Der Rückraumschütze, der vier Jahre in der Bundesliga für den THW Kiel auf Torjagd ging, verkörpert seit mehr als einem Jahrzehnt Weltklasse. Er hat mit Frankreich alles gewonnen, was es zu gewinnen gibt: Der 33-Jährige wurde zweimal Olympiasieger, viermal Weltmeister und dreimal Europameister. Er spielt für das Millionen-Ensemble von Paris St. Germain und die Franzosen sind vor allem dank Karabatic der Topfavorit auf den Titel.

Mikkel Hansen
Der Rückraumspieler aus Dänemark hat ebenfalls einige Meriten vorzuweisen. Zweimal (2011 und 2015) wurde der 29-Jährige zum Welt-Handballer gekürt. Mit den Dänen feierte Hansen 2012 EM-Gold und 2016 in Rio den Olympiasieg.
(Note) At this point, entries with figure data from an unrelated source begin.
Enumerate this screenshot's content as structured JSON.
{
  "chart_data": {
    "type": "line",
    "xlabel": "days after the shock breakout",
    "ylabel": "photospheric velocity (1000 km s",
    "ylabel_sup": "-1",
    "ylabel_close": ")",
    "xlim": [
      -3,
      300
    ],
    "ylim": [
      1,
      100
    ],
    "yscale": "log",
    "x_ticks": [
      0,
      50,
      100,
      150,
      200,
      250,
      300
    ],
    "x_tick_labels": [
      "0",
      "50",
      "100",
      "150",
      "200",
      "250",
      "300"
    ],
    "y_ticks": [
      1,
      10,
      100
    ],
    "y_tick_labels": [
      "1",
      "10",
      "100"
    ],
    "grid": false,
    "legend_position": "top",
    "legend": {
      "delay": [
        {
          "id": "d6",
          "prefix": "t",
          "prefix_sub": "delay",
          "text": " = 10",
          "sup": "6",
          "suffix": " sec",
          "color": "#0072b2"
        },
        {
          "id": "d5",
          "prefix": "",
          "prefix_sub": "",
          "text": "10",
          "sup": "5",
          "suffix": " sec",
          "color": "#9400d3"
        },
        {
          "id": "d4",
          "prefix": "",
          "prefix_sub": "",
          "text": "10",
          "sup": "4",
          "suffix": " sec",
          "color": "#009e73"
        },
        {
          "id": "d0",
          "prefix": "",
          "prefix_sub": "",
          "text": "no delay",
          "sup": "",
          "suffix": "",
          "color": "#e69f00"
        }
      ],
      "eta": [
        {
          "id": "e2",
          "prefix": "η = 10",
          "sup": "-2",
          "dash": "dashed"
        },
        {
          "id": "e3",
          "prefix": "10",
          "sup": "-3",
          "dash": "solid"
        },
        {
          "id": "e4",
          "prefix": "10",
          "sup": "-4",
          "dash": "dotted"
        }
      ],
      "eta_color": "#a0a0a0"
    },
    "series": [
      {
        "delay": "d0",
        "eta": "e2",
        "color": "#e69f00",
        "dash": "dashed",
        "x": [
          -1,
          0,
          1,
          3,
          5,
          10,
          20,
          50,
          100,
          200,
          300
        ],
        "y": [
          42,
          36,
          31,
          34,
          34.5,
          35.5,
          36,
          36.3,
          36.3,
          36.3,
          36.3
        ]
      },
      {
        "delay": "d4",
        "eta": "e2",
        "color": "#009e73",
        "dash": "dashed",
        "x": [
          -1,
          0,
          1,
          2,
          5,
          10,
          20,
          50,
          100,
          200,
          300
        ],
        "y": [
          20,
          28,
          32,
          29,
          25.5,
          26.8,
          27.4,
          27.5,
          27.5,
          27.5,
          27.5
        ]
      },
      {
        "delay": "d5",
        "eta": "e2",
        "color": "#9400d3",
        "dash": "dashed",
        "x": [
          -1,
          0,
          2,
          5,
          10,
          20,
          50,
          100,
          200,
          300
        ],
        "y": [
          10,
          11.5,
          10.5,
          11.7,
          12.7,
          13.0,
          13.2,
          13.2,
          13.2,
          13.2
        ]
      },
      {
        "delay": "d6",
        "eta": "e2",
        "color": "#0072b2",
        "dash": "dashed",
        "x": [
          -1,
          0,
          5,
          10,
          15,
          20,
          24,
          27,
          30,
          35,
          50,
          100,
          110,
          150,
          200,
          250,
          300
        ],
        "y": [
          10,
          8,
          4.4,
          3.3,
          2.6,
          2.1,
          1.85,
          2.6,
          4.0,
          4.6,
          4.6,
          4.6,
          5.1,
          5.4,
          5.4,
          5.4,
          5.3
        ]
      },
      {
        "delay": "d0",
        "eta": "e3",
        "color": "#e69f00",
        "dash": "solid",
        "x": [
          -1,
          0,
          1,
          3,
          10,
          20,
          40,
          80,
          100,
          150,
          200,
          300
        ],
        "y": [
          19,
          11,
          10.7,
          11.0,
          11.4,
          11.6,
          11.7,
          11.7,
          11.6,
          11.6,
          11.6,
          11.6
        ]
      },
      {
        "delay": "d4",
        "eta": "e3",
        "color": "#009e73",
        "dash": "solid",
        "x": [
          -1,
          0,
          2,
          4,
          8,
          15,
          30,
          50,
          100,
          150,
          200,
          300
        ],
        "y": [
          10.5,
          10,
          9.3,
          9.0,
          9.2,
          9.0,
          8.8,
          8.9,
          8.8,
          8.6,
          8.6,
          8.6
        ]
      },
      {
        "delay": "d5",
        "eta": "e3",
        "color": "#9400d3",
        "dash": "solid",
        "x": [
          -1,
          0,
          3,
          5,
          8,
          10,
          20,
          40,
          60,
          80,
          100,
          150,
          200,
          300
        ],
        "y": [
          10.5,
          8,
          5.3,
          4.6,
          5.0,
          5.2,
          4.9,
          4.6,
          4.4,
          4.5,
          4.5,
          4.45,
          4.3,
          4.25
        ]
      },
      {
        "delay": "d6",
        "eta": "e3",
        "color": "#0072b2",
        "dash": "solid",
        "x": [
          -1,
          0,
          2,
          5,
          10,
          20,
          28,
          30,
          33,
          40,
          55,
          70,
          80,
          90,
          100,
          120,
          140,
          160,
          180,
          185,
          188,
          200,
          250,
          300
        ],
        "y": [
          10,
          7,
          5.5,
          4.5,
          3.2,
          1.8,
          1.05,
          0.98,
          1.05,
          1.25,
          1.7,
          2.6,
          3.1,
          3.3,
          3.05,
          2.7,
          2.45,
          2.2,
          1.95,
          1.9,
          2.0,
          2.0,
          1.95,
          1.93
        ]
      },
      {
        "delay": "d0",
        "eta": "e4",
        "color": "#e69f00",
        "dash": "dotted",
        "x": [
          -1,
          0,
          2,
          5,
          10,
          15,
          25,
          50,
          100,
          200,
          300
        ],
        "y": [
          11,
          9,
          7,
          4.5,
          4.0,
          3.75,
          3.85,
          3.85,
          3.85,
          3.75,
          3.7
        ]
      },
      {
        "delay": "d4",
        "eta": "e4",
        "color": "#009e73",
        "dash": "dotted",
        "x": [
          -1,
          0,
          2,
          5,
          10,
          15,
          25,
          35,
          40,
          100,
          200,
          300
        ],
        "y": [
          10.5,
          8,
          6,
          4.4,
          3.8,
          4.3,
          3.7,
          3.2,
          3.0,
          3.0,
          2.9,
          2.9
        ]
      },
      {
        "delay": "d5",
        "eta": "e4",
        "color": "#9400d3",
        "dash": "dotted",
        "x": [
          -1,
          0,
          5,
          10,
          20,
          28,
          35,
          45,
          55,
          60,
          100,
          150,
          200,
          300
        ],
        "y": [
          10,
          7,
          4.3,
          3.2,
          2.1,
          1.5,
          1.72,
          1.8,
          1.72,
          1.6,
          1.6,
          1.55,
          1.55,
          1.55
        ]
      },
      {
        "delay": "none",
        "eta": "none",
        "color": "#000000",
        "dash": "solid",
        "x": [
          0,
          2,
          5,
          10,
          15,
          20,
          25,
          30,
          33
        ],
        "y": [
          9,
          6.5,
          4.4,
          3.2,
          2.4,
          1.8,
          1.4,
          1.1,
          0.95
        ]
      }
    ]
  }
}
Im Finale steuerte der wurfstarke Rechtshänder acht Tore zum Sieg gegen Frankreich bei und war damit maßgeblich am größten Erfolg seiner Karriere beteiligt. Bei der WM 2011 wurde er Torschützenkönig und zwei Jahre später zum besten Spieler des Turniers 2013 gewählt – beide Male gab es Silber.

Uwe Gensheimer
Der Kapitän der deutschen Mannschaft will endlich den großen Wurf landen. Beim sensationellen EM-Triumph 2016 fehlte der beste Linksaußen der Welt wegen einer Verletzung, die WM 2017 wurde zum persönlichen Alptraum. Der 31-Jährige musste den Tod seines Vaters verkraften und mit der DHB-Auswahl schied er schon im Achtelfinale aus. Die Tormaschine ist nach einer Ewigkeit bei den Rhein Neckar Löwen im letzten Jahr nach Paris gewechselt und hat als Torschützenkönig in der Champions League dort sofort gezündet. Gensheimer hat alle Wurfvarianten von außen drauf und ist zudem auch ein sicher Siebenmeterschütze, was gerade bei knappen Spielen enorm wichtig sein kann.

Domagoj Duvnjak
Der Regisseur vom deutschen Rekordmeister THW Kiel ist der Kopf des EM-Gastgebers. Nach einer Operation am maladen Knie und einer 8-monatigen Zwangspause ist er rechtzeitig fit geworden und soll Kroatien endlich zum ersten EM-Titel führen. Der Welt-Handballer von 2013 hat bisher drei Silbermedaillen (zweimal EM, einmal WM) sowie Olympia-Bronze in seinem Trophäenschrank. In der Rückraummitte glänzt der 29-jährige sowohl mit klugen Anspielen als auch als wurfgewaltiger Torschütze.

Sander Sagosen
Der Norweger, der bereits mit 18 in der Nationalmannschaft debütierte, gilt als das Mega-Talent im Welthandball schlechthin – ist aber schon längst mehr als das. Der 22-Jährige Rechtshänderist der Ausnahmespieler beim WM-Zweiten und nach seinem Wechsel im Sommer zu Paris Saint-Germain auch bei einem europäischen Topverein angekommen. Er wird meist im Rückraum Mitte eingesetzt und soll von dort das Spiel der Skandinavier lenken und natürlich auch selbst als Torschütze in Erscheinung treten.

Alex Dujschebajew
Der 25 Jahre alte Spanier hat zweifelsfrei einige Gene seines Vaters Talant geerbt. Vorläufige Krönung seiner noch jungen Karriere – er debütierte am 3. Januar 2014 in der spanischen Nationalmannschaft – war im vergangenen Jahr der Champions-League-Triumph mit dem mazedonischen Topklub Vardar Skopje. Seit dieser Saison spielt er unter seinem Vater, der als zweifacher Welt-Handballer (1994 und 1996) seinem hochtalentierten Sohnemann zumindest in dieser Hinsicht noch etwas voraushat, in Polen bei KS Vive Kielce.

Kiril Lazarov
Schaut man sich die nackten Zahlen an, wird schnell klar, warum der Mazedonier zu den Großen des Welt-Handballs zählt. Keiner erzielte je mehr Tore bei einer Weltmeisterschaft (92 bei der WM 2009 in Kroatien) als der Rückraum-Shooter vom französischen Club HBC Nantes. Und auch bei einer EM traf keiner häufiger als der Linkshänder, der bei der EM 2012 in Serbien 61 Tore erzielte. Mittlerweile ist Lazarov zwar schon 37 Jahre alt, aber immer noch der Kopf und Torjäger Nummer eins seiner Mannschaft, die ja in der Vorrunde auch gegen Deutschland ran muss.